Georgetown and Scott County officials on a joint housing forum reviewed a new housing needs assessment that consultants and local staff said shows sustained population and job growth, a tight rental market and shortages of both deeply affordable rental units and smaller ownership options. Presenters urged the city and county to build organizational capacity to coordinate development, preserve existing affordable housing and expand shelter and rental assistance.
The assessment, presented by consultants Summer Pan and Russell (RKG) and summarized by Candace Whitehouse, director of Affordable Housing and Homelessness Prevention, found the county’s long-term population growth and higher-than-regional earnings will keep housing demand high through 2050 and push developers toward higher-value housing unless the public sector intervenes. “This housing needs assessment will be a foundational document for this office,” Whitehouse said during the meeting.
Why it matters: consultants said market forces alone were producing mostly larger, higher-priced single-family homes while vacancy rates and new multifamily deliveries have not kept pace with demand. That dynamic, combined with a shortage of smaller units and an influx of investors buying residences, is limiting options for renters, seniors who want to downsize and lower-wage workers. Summer Pan told the joint body, “If you forget everything else and only remember one thing from today, the one thing you should remember is that a city and county must create organizational capacity to facilitate expansion.”
Key findings and numbers presented
- Survey and outreach: consultants reported about 1,800 community survey responses; roughly 72% of respondents were homeowners.
- Affordability gaps: the assessment estimates a shortage today of about 603 ownership units and roughly 800 rental units affordable to households at or below 50% of area median income (AMI). Projected growth will add ~560 owner households and ~250 renter households at or below 50% AMI by 2030 if trends continue.
- Homelessness and services: the official point‑in‑time count (one night in January) undercounts local need, consultants said; Amon House served over 800 individuals in one year, which consultants used as an on‑the‑ground indicator that unmet need exceeds the PIT count.
- Expiring affordability: six publicly supported rental properties in Georgetown have affordability restrictions that expire by 2034.
- Short‑term rentals and investor purchases: staff reported 133 known short‑term rental properties; presenters cautioned to monitor investor-driven purchases and register or inspect long‑term rentals to manage impacts.
Recommended tools and near-term actions
Consultants and staff outlined a menu of actions for different timeframes and levels of public involvement: land tools, targeted rehabilitation, capacity building and financing partnerships.

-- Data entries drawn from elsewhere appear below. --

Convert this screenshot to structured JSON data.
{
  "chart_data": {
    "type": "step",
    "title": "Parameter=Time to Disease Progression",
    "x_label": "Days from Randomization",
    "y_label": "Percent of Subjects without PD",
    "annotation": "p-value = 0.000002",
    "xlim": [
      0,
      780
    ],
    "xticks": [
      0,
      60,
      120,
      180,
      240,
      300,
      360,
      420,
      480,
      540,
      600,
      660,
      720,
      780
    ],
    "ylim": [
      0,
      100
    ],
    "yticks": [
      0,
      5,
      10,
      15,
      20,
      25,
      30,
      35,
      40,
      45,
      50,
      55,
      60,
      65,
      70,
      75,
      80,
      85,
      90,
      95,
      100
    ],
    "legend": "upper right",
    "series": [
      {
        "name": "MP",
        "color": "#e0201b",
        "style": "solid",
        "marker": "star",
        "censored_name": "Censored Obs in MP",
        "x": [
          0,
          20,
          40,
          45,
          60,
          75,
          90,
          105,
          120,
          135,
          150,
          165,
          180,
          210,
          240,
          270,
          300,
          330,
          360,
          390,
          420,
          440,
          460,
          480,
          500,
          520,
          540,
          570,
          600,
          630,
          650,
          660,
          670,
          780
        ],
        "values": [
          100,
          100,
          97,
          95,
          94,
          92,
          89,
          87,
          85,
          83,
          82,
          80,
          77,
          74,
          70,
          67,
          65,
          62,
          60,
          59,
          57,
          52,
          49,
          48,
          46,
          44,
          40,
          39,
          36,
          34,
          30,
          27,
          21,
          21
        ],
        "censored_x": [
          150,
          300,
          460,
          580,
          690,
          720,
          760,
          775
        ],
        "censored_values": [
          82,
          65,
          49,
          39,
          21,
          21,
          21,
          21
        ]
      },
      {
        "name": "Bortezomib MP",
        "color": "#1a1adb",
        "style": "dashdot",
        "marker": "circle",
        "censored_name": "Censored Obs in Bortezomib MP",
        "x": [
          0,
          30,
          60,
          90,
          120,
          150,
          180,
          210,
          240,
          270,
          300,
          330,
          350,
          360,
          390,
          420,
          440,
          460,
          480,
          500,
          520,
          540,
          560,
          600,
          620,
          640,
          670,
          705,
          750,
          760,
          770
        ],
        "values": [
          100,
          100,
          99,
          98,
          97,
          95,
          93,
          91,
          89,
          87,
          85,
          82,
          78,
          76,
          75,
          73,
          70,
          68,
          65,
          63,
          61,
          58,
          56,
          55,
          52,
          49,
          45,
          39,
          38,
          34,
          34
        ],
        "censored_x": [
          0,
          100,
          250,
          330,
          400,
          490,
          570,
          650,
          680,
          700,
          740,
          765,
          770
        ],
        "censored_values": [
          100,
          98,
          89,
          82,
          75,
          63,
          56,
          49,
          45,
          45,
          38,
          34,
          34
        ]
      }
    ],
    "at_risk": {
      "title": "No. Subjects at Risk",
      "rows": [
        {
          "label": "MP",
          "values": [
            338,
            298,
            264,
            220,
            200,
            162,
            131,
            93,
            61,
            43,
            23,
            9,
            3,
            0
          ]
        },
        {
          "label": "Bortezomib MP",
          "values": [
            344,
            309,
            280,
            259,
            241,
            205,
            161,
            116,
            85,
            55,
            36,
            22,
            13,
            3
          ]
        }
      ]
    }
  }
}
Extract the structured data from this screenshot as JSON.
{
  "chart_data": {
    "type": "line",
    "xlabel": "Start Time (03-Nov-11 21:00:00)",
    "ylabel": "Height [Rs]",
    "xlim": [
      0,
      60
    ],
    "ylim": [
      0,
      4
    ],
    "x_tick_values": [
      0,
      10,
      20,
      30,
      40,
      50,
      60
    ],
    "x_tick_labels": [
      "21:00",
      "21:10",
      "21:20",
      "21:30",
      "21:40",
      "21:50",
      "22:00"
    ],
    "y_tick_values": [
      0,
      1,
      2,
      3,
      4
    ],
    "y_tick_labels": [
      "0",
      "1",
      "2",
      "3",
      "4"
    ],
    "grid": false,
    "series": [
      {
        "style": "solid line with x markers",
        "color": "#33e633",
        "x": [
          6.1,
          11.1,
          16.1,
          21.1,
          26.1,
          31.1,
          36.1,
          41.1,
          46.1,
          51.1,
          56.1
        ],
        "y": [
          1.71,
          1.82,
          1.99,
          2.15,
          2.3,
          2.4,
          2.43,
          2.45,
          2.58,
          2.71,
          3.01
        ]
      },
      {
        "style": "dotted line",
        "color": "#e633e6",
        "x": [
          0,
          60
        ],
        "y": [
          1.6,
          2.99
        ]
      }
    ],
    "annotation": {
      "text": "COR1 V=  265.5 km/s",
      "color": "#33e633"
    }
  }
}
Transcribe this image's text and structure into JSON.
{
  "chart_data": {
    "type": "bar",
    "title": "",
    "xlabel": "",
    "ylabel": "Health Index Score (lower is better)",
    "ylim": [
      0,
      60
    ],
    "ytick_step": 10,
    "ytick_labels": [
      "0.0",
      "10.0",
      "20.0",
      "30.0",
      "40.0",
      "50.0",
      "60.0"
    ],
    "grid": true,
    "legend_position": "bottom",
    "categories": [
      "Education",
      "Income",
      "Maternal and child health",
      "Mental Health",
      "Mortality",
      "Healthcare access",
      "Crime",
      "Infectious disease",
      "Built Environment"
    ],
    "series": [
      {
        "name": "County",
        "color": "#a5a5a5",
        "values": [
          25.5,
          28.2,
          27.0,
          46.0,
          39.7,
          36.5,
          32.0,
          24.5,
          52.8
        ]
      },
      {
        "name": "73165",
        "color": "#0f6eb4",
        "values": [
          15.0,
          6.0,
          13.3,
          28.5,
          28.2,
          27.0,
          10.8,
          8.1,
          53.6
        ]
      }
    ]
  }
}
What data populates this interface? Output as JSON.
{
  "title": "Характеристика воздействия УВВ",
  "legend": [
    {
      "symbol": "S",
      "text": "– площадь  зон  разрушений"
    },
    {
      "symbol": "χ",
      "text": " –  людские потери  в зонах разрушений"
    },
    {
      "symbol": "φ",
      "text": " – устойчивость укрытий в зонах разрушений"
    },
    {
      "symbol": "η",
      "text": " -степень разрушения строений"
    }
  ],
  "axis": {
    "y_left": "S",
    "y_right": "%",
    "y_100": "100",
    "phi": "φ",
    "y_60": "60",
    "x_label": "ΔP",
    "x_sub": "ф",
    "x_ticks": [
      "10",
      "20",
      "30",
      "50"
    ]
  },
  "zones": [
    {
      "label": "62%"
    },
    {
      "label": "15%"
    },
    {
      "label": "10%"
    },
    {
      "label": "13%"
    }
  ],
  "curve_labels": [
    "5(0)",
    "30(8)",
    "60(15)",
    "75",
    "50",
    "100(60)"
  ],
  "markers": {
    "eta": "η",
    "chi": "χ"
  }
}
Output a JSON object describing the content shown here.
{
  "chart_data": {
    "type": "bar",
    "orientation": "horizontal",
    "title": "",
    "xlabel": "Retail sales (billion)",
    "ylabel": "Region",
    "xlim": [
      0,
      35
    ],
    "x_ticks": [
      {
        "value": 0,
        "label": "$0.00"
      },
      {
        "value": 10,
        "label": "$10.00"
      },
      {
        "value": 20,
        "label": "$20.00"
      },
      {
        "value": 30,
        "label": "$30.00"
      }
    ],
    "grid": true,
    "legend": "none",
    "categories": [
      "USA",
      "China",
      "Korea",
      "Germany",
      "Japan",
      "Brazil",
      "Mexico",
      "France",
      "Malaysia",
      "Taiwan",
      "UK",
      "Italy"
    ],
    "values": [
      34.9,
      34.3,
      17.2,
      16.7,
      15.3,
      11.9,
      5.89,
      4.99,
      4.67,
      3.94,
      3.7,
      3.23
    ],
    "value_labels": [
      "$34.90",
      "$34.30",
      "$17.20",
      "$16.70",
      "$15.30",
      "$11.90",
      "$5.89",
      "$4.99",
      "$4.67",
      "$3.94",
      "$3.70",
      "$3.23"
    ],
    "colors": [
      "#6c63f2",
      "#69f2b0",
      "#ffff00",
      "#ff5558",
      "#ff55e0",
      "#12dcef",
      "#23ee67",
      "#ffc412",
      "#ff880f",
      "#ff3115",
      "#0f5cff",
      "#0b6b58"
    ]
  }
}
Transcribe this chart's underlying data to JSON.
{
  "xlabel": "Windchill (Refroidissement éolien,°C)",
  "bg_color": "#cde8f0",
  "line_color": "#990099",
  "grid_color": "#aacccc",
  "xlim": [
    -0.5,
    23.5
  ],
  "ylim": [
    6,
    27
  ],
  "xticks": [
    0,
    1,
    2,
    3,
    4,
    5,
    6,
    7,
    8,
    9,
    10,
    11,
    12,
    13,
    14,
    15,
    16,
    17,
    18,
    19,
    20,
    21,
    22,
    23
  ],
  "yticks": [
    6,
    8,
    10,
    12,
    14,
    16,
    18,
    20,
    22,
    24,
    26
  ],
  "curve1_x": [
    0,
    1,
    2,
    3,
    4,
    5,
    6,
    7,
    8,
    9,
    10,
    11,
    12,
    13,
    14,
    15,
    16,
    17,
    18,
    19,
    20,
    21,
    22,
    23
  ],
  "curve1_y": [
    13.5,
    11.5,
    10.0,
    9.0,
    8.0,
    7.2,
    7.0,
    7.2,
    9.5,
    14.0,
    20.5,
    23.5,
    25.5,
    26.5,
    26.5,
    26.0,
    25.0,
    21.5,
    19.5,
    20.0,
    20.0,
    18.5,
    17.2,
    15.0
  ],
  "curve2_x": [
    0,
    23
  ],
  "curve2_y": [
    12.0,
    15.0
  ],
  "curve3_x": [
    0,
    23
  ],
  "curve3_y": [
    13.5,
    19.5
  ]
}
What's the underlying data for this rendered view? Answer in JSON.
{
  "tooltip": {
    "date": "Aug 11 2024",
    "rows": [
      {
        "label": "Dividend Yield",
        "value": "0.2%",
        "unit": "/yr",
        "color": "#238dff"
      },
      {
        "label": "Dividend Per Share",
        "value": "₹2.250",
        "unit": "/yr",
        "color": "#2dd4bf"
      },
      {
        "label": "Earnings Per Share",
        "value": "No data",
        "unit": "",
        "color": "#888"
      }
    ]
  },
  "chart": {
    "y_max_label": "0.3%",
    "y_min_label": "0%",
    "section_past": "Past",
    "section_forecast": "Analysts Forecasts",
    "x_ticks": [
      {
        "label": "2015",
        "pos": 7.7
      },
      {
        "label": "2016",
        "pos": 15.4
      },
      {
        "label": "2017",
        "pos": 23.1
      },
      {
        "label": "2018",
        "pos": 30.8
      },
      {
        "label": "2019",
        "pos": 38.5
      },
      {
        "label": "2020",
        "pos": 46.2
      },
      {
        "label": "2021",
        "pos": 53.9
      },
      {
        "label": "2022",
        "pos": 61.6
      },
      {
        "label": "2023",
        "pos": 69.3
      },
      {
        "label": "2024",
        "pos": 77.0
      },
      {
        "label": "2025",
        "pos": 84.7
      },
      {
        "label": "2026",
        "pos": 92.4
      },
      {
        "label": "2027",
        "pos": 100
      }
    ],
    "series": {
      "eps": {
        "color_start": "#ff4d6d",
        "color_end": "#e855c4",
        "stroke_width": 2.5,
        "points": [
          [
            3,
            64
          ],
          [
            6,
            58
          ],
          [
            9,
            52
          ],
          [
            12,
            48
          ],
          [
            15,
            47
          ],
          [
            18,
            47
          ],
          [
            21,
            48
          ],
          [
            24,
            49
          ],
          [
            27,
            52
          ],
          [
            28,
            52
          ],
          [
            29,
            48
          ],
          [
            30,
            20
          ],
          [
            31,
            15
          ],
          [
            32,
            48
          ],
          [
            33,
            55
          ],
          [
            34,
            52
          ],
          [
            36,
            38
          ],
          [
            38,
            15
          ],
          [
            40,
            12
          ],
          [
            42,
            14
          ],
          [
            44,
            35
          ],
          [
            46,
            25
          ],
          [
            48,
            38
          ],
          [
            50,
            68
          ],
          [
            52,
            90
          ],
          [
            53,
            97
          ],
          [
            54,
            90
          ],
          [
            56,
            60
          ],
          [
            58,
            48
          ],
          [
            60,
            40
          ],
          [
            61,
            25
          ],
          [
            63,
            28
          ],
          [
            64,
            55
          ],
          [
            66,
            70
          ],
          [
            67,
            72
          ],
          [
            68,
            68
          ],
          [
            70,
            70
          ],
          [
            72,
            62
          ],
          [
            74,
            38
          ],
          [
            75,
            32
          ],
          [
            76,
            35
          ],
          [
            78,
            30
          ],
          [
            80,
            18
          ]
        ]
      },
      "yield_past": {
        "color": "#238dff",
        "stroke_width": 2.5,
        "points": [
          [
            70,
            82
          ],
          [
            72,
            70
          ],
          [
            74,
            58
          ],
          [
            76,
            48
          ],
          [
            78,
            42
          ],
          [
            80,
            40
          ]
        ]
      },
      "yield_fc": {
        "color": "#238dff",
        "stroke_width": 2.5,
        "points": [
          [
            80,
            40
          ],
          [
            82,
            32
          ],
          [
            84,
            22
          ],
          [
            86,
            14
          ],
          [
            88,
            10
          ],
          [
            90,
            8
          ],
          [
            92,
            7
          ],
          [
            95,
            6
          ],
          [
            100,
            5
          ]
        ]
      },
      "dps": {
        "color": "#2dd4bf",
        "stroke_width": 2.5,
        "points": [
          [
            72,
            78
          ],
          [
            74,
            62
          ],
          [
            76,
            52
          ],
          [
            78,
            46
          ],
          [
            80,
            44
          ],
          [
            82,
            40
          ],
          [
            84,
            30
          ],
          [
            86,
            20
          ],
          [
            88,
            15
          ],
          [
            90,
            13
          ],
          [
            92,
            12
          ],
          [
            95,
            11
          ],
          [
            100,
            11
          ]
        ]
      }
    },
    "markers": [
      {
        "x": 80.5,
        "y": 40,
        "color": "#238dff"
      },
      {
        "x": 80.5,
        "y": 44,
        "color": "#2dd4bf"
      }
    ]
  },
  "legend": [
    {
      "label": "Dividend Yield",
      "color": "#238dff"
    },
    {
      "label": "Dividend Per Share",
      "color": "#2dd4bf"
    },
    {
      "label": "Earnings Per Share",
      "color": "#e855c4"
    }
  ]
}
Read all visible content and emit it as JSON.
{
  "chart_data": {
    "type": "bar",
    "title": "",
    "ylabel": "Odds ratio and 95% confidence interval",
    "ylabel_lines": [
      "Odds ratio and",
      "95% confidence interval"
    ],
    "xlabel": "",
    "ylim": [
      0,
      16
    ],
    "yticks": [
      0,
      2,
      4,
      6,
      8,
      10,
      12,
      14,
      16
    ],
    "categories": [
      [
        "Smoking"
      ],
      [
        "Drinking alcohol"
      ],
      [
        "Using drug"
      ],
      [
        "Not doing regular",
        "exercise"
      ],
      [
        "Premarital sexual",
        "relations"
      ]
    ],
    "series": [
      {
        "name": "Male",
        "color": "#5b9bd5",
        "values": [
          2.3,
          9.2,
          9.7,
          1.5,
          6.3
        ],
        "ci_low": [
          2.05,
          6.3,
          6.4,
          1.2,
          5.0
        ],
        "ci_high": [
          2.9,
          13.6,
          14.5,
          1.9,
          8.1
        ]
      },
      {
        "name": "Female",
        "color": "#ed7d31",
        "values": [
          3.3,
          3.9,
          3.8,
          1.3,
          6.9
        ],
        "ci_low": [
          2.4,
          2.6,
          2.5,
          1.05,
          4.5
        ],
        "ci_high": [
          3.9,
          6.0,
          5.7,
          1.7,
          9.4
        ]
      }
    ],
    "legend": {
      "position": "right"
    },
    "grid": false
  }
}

- Organize and coordinate: create a community-based affordable housing entity (land bank/trust or CDC), set eligibility criteria for land disposition and convene development partners.
- Land acquisition fund: Russell (RKG) recommended approaching a banking consortium to capitalize a revolving land-acquisition fund. He cited an example of a $3,000,000 consortium partnership at Transylvania University and proposed a $5,000,000 target as a model to acquire land for affordable projects.
- Preserve existing housing: pursue place-based rehabilitation in neighborhoods with deteriorating housing stock (the assessment highlighted concentrations north in the county and within Georgetown) and use CDBG funds for neighborhood revitalization.
- Expand affordable development: pursue mixed-income projects, missing‑middle housing (duplexes, triplexes, townhomes), and work with Kentucky Housing Corporation on Low Income Housing Tax Credit (LIHTC) applications and the new 2025 industrial revenue bond tool for multifamily funding.
- Homelessness and rapid rehousing: continue to pursue ESG and tenant‑based rental assistance funds and a new low‑barrier shelter; Whitehouse noted the office has already secured Emergency Solutions Grant and TBRA funding and described rapid rehousing payments and move‑in assistance as a regular tool to move people out of homelessness.
- Rental monitoring and code enforcement: begin or expand registration and inspection of long‑term rental properties to protect housing stock and vulnerable tenants.
Council and community reaction
Council members and stakeholders described the report as a starting point and raised constraints and local context: Scott County and Georgetown have a largely single‑family housing stock, limited developable land in northern Scott County, a relatively high owner‑occupancy rate and comparatively low local tax base. Elected officials repeatedly asked for steps the city and county could take without large new budgets and sought clarity on where growth and higher densities should be located. Planning staff noted the urban service boundary and said the county and city must coordinate where density and missing‑middle housing are appropriate.
Implementation caveats and next steps
Whitehouse and consultants emphasized phasing: some near‑term activities (rental monitoring, improved PIT counts, outreach to developers and nonprofit partners) can begin immediately; larger efforts (capitalized land funds, LIHTC projects, land banking and significant multifamily projects) will take years and require partnerships, land control, competitive grant or tax‑credit awards and state or private financing. Consultants also flagged uncertainty at federal funding programs as an implementation risk.
The meeting closed with staff and council agreeing to continue work on the prioritized items: explore community land trust/land‑bank models, pursue CDBG and shelter funding, monitor long‑term rentals and coordinate with the Georgetown Housing Authority on planned renovations and potential expansion.